A sociedade de um homem só

Iago Martins
4 min readSep 23, 2021
“Filósofo com um livro aberto”, por Rembrandt, 1663.

Ninguém é isento do sofrimento, em maior ou menor escala, independentemente dos status, da idade, da cor da pele, da cultura em que está inserido, ou o gênero que possui.

Por sermos seres sociais, necessitamos de algo ou alguém para nos dar sentido à vida. Não exatamente — ou sim — um sentido para toda a vida, mas “pequenos sentidos” que nos façam atravessar o dia com, pelo menos, a certeza de que o amanhã será uma outra oportunidade.

É justamente essa dependência da sociabilidade que me faz elaborar um dos pensamentos que mais me cercam, ou me confundem: ao mesmo tempo em que preciso de algo ou alguém pra me dar algum sentido, esse algo ou alguém tem uma probabilidade enorme de me decepcionar. Mas, será se é realmente algo/alguém que me decepciona, ou é a expectativa que eu coloco nesse algo ou alguém?

Estar em sociedade significa ser dependente. E é impossível sair dessa dependência. Por exemplo: mesmo se eu fosse deixado sozinho numa ilha, eu iria socializar, não ia conseguir parar de comunicar e, inevitavelmente, iria começar a ter um amigo imaginário — que nada mais seria do que a minha própria razão, enquanto valores, ou a perda progressiva deles. Permaneceria a socializar, mesmo que comigo mesmo. Afinal, com quem mais eu socializaria melhor do que com aquele que possui os meus mesmos hábitos? Somos, cada um, uma sociedade de um homem só. E, assim como em qualquer sociedade, considerando uma grande nação ou um pequeno organismo, as crises irão, inevitavelmente, aparecer.

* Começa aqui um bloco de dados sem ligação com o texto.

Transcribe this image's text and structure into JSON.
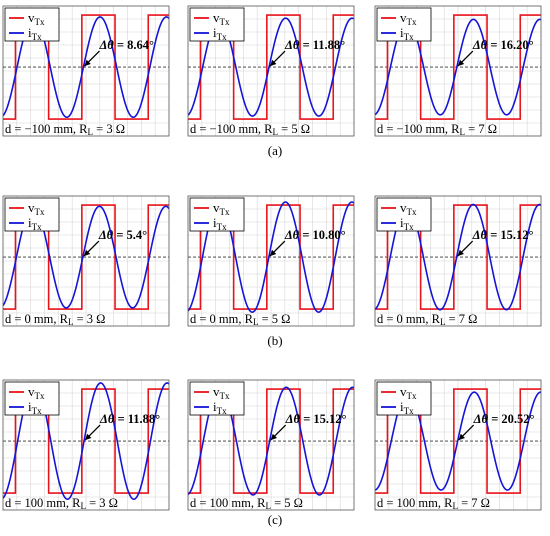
{
  "legend": {
    "voltage_label": "v",
    "voltage_sub": "Tx",
    "current_label": "i",
    "current_sub": "Tx"
  },
  "colors": {
    "voltage": "#e8141b",
    "current": "#1515d8",
    "grid": "#d6d6d6",
    "frame": "#555555",
    "zero_line": "#333333"
  },
  "delta_symbol": "Δθ = ",
  "degree_unit": "°",
  "rows": [
    {
      "label": "(a)"
    },
    {
      "label": "(b)"
    },
    {
      "label": "(c)"
    }
  ],
  "chart_data": [
    {
      "type": "line",
      "row": 0,
      "distance": "d = −100 mm",
      "load": "R",
      "load_sub": "L",
      "load_value": "= 3 Ω",
      "delta_theta": "8.64",
      "phase_shift_deg": 8.64,
      "current_amplitude": 0.82
    },
    {
      "type": "line",
      "row": 0,
      "distance": "d = −100 mm",
      "load": "R",
      "load_sub": "L",
      "load_value": "= 5 Ω",
      "delta_theta": "11.88",
      "phase_shift_deg": 11.88,
      "current_amplitude": 0.8
    },
    {
      "type": "line",
      "row": 0,
      "distance": "d = −100 mm",
      "load": "R",
      "load_sub": "L",
      "load_value": "= 7 Ω",
      "delta_theta": "16.20",
      "phase_shift_deg": 16.2,
      "current_amplitude": 0.78
    },
    {
      "type": "line",
      "row": 1,
      "distance": "d = 0 mm",
      "load": "R",
      "load_sub": "L",
      "load_value": "= 3 Ω",
      "delta_theta": "5.4",
      "phase_shift_deg": 5.4,
      "current_amplitude": 0.83
    },
    {
      "type": "line",
      "row": 1,
      "distance": "d = 0 mm",
      "load": "R",
      "load_sub": "L",
      "load_value": "= 5 Ω",
      "delta_theta": "10.80",
      "phase_shift_deg": 10.8,
      "current_amplitude": 0.9
    },
    {
      "type": "line",
      "row": 1,
      "distance": "d = 0 mm",
      "load": "R",
      "load_sub": "L",
      "load_value": "= 7 Ω",
      "delta_theta": "15.12",
      "phase_shift_deg": 15.12,
      "current_amplitude": 0.86
    },
    {
      "type": "line",
      "row": 2,
      "distance": "d = 100 mm",
      "load": "R",
      "load_sub": "L",
      "load_value": "= 3 Ω",
      "delta_theta": "11.88",
      "phase_shift_deg": 11.88,
      "current_amplitude": 0.95
    },
    {
      "type": "line",
      "row": 2,
      "distance": "d = 100 mm",
      "load": "R",
      "load_sub": "L",
      "load_value": "= 5 Ω",
      "delta_theta": "15.12",
      "phase_shift_deg": 15.12,
      "current_amplitude": 0.88
    },
    {
      "type": "line",
      "row": 2,
      "distance": "d = 100 mm",
      "load": "R",
      "load_sub": "L",
      "load_value": "= 7 Ω",
      "delta_theta": "20.52",
      "phase_shift_deg": 20.52,
      "current_amplitude": 0.8
    }
  ]
}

Há muito se discutem o sentido da vida, há pouco percebi, em autoanálise — inspirado por alguns livros e outras experiências-, que o sentido da vida está na morte. Longe de ser uma perspectiva pessimista, muito pelo contrário. Viver é se responsabilizar diariamente pelos seus atos, de forma que essa motivação faça com que, ao contrário do que se espera, você mesmo dite algo para sua vida a partir daquilo que vive, em contraponto com a ideia geral de esperar que a vida faça algo por você.

Enquanto vivermos na monotonia da espera pela mudança espontânea, apenas viveremos esperando o momento em que a vida nos atravessa com aquilo que entendemos por sofrimento. Porém, que fique claro que viver a partir de motivações diárias não nos tornam isentos dos sofrimentos, afinal: as ideias têm consequência, sobretudo quando a potência se torna ato. Tampouco significa que o sofrimento derivado de qualquer experiência vital seja, precisamente, evitável. Pelo contrário: a experiência da frustração nos blinda e nos mostra exatamente aquilo que somos, nossos medos, nossa força, nossos valores, nossa motivação, nosso sentido.

Perguntar-se qual o sentido da vida já é uma interrogação aliviosa. A partir dessa pergunta, inconscientemente partimos de um raciocínio onde a vida tem, ou precisa ter, um sentido. Não conseguiríamos viver em um mundo tão sofrido, amargo, injusto e, muitas vezes, infeliz, caso não houvesse um sentido para isto.

Viktor Frankl, em seu livro “Em Busca de Sentido” nos revela que, no campo de concentração, em dado momento, a reflexão feita por ele não era mais se ele viveria após tamanho sofrimento, mas se aquele sofrimento teria algum sentido, caso contrário, não fazia sentido sobreviver ao campo de concentração. Bastaria a morte para pôr fim ao sentido da vida, e aí sim a vida não teria sentido. Porém, como dito acima, vivemos para morrer, mas o que realmente que dá sentido à vida é o trajeto, o caminho, a motivação até o momento derradeiro: “Carpe diem, memento mori” (“Aproveite o dia, mas se lembre da morte).

Experimente fazer esse exercício de escuta: assim como um mergulhador que explora o mar desconhecido, aprofunde-se no outro em silêncio catedrático. Abra bem seus olhos e ouvidos, perceba a gesticulação, o ritmo da voz, a entonação, e, sobretudo, ouça aquilo que o outro fala. Esqueça seu repertório de vida, as comparações, aquilo que pensa, aquilo que discorda e toda e qualquer crítica. Apenas ouça o outro e perceberá que, independentemente de qualquer coisa, o sofrimento existe em maior ou menor categoria, desde a criança que não consegue realizar seus exercícios de caligrafia até o executivo que não consegue gerenciar uma reunião de negócios.

E esse mesmo exercício pode ser feito consigo mesmo. Nesse caso, a chave que destrava o pensamento é procurar, internamente, saber quem ou o que é que te dá sentido, e como isso te ajuda a encontrar a saída para, pelo menos por alguns momentos, se sentir respirando, vivo.